Enfim, basta um simples clique no mouse do meu laptop para, por meio da internet, acessar a home page do nosso valoroso Jornal do Povo. Ali, em suas páginas, não leio mais o seu Paulo, nem o Índio Velho, o seu João, a dona Nenê, o Saul ou o Oscar. Mas vejo, como motivo de orgulho, a terceira geração dos Vieira da Cunha à frente do jornal, com o mesmo talento e dedicação.
Se há 30 anos me fosse perguntado quais das grandes empresas cachoeirenses poderiam correr algum risco de desaparecer no futuro, certamente eu citaria o jornal da cidade. Bem antes que muitos dos tradicionais anunciantes, como Reinaldo Roesch, Mainieri Port, Augusto Wilhelm, Mernak, Sperb Kämpf.
Não consigo imaginar reconhecimento maior que o memorável fato de ter sobrevivido, e isso em um ambiente tão difícil e terrivelmente adverso. Nada, nada haverá de ser mais relevante em toda a história do Jornal do Povo que rodar a edição de amanhã. Dia após dia, independentemente da política e da economia.
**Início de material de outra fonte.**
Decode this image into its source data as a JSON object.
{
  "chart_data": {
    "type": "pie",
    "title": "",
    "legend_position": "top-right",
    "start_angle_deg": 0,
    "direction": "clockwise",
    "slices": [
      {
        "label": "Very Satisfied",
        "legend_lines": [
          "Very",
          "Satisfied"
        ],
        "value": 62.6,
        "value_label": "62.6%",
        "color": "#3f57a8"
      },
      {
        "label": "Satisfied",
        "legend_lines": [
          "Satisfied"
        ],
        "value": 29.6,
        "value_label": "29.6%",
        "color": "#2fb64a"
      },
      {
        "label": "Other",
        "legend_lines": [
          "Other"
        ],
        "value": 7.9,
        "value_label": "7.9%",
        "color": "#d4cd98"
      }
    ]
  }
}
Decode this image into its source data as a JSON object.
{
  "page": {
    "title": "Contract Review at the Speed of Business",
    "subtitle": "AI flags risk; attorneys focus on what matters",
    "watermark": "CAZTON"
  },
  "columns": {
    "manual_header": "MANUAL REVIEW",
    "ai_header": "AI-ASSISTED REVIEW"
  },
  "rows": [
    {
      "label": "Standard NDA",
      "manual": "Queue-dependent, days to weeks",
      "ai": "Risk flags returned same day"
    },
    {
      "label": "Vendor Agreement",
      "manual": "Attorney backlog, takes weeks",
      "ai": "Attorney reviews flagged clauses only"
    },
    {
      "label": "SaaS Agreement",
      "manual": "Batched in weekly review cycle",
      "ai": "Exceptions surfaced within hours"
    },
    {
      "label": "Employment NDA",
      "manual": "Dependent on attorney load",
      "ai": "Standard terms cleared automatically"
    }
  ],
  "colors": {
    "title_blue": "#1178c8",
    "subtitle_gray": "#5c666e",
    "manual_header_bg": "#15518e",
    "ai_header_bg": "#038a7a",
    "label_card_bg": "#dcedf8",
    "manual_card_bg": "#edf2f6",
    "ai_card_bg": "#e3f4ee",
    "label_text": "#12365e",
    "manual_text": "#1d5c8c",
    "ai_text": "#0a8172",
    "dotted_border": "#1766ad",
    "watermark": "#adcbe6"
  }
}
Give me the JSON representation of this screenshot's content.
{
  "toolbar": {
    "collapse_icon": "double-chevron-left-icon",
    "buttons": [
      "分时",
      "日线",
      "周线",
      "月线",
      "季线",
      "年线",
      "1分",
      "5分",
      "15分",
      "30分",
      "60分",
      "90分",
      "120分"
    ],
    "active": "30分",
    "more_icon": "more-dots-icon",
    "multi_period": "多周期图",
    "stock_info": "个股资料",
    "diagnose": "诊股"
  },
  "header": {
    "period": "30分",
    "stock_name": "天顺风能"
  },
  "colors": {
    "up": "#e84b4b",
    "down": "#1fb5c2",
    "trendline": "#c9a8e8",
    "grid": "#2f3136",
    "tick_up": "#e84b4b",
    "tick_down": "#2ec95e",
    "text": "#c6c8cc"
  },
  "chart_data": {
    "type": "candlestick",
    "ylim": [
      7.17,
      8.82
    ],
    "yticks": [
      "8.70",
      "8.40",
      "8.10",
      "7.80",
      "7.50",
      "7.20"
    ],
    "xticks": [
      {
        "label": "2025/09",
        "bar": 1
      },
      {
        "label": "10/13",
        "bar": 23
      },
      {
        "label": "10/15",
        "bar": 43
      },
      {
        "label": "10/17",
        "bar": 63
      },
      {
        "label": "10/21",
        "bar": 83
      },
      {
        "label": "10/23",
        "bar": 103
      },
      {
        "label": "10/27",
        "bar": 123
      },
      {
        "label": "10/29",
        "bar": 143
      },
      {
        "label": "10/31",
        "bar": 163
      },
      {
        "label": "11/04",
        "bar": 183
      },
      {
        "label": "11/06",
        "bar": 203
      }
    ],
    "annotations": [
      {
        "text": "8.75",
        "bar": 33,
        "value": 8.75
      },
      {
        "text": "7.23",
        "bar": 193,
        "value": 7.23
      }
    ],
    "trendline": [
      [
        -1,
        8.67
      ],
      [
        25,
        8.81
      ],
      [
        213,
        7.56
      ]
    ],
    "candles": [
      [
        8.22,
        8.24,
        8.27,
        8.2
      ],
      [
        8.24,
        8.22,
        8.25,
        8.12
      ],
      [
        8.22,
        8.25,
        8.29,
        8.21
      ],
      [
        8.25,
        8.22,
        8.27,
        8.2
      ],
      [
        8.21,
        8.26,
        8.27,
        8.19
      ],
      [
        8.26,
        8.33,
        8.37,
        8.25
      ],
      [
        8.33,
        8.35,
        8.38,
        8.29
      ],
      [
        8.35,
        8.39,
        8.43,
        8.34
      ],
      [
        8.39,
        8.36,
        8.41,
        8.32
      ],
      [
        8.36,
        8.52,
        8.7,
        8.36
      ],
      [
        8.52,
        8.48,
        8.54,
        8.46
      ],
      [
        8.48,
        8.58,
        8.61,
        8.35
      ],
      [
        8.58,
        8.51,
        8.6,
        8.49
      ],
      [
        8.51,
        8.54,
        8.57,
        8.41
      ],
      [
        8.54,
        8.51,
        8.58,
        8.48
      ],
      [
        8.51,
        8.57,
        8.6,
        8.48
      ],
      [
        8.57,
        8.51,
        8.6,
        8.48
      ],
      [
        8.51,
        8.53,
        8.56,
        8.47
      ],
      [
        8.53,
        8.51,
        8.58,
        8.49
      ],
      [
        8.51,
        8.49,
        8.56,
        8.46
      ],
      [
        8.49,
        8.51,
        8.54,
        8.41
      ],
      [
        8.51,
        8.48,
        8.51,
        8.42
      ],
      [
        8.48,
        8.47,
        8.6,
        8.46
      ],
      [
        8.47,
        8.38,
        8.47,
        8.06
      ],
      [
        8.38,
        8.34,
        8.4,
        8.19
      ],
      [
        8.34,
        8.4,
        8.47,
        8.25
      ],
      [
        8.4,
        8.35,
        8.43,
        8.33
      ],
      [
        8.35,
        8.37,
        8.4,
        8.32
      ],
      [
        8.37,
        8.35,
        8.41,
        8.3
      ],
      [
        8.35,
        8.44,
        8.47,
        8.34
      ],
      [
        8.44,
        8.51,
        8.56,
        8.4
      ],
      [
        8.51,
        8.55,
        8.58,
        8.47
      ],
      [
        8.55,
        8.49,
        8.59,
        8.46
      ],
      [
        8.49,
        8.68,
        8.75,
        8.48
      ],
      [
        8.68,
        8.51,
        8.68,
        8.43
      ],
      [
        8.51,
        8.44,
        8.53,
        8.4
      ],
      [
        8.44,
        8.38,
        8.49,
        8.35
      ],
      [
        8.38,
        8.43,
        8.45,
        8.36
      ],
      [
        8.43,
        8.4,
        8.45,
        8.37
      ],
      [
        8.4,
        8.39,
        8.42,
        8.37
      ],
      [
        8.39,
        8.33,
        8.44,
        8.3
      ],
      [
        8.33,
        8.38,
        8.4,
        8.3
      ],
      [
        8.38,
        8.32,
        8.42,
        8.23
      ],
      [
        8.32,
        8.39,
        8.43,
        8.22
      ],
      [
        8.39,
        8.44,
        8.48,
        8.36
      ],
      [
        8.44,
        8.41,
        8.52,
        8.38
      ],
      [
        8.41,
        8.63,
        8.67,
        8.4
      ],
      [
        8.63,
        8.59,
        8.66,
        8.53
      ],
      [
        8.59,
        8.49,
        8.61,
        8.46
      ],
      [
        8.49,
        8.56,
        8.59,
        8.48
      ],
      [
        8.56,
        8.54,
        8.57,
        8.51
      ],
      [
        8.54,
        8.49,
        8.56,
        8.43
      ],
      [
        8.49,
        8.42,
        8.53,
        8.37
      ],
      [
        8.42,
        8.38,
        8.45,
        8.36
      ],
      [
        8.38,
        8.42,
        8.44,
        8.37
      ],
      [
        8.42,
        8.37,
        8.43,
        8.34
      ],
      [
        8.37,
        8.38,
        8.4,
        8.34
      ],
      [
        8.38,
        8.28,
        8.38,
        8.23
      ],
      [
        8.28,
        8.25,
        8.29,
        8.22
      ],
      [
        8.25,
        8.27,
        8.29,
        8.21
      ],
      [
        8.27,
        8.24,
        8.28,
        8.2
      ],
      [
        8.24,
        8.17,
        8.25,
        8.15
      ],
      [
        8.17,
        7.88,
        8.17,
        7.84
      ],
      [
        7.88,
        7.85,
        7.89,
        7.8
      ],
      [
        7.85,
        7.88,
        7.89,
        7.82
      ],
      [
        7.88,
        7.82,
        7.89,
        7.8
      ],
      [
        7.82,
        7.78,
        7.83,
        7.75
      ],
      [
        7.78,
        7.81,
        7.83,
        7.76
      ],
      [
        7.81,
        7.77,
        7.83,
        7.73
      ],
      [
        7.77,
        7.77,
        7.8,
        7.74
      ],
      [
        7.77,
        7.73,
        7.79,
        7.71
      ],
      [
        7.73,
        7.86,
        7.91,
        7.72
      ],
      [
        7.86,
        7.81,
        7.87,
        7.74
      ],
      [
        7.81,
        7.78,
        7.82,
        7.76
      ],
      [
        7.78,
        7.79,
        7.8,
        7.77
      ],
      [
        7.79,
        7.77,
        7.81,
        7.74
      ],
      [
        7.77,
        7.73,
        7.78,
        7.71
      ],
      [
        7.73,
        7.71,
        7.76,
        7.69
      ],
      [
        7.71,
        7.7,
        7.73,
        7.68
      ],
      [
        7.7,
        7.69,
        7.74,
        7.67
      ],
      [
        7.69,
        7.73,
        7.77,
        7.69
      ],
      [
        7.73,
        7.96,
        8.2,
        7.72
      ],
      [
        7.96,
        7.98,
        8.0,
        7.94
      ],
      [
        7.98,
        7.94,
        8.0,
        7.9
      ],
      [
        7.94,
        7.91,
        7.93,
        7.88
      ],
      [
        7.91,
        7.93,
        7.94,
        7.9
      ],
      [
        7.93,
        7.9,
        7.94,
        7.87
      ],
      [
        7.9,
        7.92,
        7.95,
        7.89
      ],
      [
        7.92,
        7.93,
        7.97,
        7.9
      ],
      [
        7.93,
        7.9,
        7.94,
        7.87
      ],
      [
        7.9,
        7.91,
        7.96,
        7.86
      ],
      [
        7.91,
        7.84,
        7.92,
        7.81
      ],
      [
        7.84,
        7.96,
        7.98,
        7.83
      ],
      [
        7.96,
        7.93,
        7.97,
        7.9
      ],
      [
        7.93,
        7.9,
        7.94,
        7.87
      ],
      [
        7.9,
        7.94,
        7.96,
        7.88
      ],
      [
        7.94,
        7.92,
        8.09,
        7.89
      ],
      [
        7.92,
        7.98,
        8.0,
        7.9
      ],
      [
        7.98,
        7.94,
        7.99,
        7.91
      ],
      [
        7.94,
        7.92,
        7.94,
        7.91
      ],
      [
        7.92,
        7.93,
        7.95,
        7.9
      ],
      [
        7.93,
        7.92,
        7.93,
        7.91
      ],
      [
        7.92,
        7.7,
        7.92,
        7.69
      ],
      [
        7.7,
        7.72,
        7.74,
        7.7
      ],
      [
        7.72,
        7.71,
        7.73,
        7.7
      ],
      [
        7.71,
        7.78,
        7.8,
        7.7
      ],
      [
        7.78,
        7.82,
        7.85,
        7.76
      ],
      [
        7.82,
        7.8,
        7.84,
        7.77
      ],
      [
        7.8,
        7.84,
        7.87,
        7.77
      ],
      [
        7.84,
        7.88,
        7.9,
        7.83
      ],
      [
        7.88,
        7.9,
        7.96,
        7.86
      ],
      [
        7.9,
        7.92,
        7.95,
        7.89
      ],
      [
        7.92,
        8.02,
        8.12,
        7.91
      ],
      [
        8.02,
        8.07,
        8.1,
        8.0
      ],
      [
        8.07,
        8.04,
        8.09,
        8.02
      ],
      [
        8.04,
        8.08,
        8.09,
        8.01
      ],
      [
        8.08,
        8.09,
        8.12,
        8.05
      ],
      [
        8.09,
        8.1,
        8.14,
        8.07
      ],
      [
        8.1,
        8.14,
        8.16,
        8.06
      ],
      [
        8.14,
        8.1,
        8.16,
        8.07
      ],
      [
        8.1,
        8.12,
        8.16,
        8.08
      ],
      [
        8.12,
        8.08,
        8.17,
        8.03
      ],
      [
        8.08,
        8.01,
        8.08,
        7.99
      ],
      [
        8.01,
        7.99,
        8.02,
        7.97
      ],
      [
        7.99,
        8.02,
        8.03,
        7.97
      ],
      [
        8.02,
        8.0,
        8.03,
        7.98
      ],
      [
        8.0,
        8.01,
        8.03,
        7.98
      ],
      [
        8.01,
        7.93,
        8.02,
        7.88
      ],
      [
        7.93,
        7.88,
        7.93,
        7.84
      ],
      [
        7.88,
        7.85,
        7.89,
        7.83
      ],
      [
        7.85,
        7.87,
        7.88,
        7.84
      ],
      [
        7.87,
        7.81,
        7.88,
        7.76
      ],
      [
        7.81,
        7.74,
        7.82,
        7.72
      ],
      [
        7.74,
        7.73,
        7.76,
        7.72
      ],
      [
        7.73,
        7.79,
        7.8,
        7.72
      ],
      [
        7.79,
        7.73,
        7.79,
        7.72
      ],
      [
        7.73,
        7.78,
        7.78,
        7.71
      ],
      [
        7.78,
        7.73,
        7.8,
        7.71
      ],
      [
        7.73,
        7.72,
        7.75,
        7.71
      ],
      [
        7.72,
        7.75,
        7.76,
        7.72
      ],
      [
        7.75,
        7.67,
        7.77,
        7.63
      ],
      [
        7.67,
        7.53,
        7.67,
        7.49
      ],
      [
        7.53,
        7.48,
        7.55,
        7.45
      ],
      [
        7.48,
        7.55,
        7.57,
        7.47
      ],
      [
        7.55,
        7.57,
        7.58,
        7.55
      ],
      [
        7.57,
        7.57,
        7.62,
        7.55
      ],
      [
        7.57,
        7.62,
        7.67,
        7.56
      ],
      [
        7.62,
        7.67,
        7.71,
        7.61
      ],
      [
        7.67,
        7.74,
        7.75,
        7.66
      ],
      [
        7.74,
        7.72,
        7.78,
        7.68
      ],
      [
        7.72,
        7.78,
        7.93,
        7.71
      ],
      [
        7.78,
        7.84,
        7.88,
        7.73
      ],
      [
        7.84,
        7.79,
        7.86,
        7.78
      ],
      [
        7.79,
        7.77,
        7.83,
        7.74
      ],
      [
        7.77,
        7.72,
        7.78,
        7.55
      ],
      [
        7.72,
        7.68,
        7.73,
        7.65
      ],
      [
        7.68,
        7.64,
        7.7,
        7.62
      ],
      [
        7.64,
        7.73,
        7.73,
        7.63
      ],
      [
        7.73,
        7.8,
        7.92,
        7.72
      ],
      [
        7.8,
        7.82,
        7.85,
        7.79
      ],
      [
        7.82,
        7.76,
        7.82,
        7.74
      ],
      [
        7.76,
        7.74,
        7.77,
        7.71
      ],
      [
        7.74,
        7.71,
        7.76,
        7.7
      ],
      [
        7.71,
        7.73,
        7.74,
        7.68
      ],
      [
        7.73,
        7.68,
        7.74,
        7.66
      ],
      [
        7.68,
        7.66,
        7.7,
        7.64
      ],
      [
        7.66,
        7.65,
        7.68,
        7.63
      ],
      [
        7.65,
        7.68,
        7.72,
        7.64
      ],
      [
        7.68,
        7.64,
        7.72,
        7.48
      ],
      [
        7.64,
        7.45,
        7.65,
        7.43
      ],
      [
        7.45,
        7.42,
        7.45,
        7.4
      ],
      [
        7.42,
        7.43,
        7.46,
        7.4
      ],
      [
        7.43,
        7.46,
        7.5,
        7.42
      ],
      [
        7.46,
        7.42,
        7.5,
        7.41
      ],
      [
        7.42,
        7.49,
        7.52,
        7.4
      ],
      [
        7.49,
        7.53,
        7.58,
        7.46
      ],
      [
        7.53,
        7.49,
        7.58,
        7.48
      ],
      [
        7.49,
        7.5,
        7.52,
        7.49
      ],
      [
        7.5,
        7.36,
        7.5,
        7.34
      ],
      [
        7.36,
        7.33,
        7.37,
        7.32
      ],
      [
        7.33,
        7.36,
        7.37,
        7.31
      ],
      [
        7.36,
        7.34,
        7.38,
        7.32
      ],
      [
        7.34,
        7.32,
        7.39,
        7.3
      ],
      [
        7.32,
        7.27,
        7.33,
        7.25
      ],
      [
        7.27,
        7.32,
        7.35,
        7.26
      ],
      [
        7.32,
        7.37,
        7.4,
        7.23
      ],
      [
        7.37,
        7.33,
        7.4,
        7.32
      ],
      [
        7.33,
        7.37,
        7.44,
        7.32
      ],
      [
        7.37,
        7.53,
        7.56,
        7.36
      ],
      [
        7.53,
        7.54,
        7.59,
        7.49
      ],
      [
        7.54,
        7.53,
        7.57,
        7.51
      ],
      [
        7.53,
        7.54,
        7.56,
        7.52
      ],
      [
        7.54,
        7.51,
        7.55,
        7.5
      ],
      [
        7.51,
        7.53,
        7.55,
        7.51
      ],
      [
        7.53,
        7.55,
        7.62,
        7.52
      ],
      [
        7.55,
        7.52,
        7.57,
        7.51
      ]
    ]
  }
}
Melhor que acessar remotamente às páginas de um jornal, é poder ler o seu jornal. Aquele que, na infância, você viu nas mãos de seus pais. Em cujas colunas, mais tarde, desfilou sua primeira namorada. Noticiou o seu primeiro campeonato de tênis. A sua primeira viagem. Enfim, o seu casamento, o nascimento do primeiro filho. E tantas outras emoções.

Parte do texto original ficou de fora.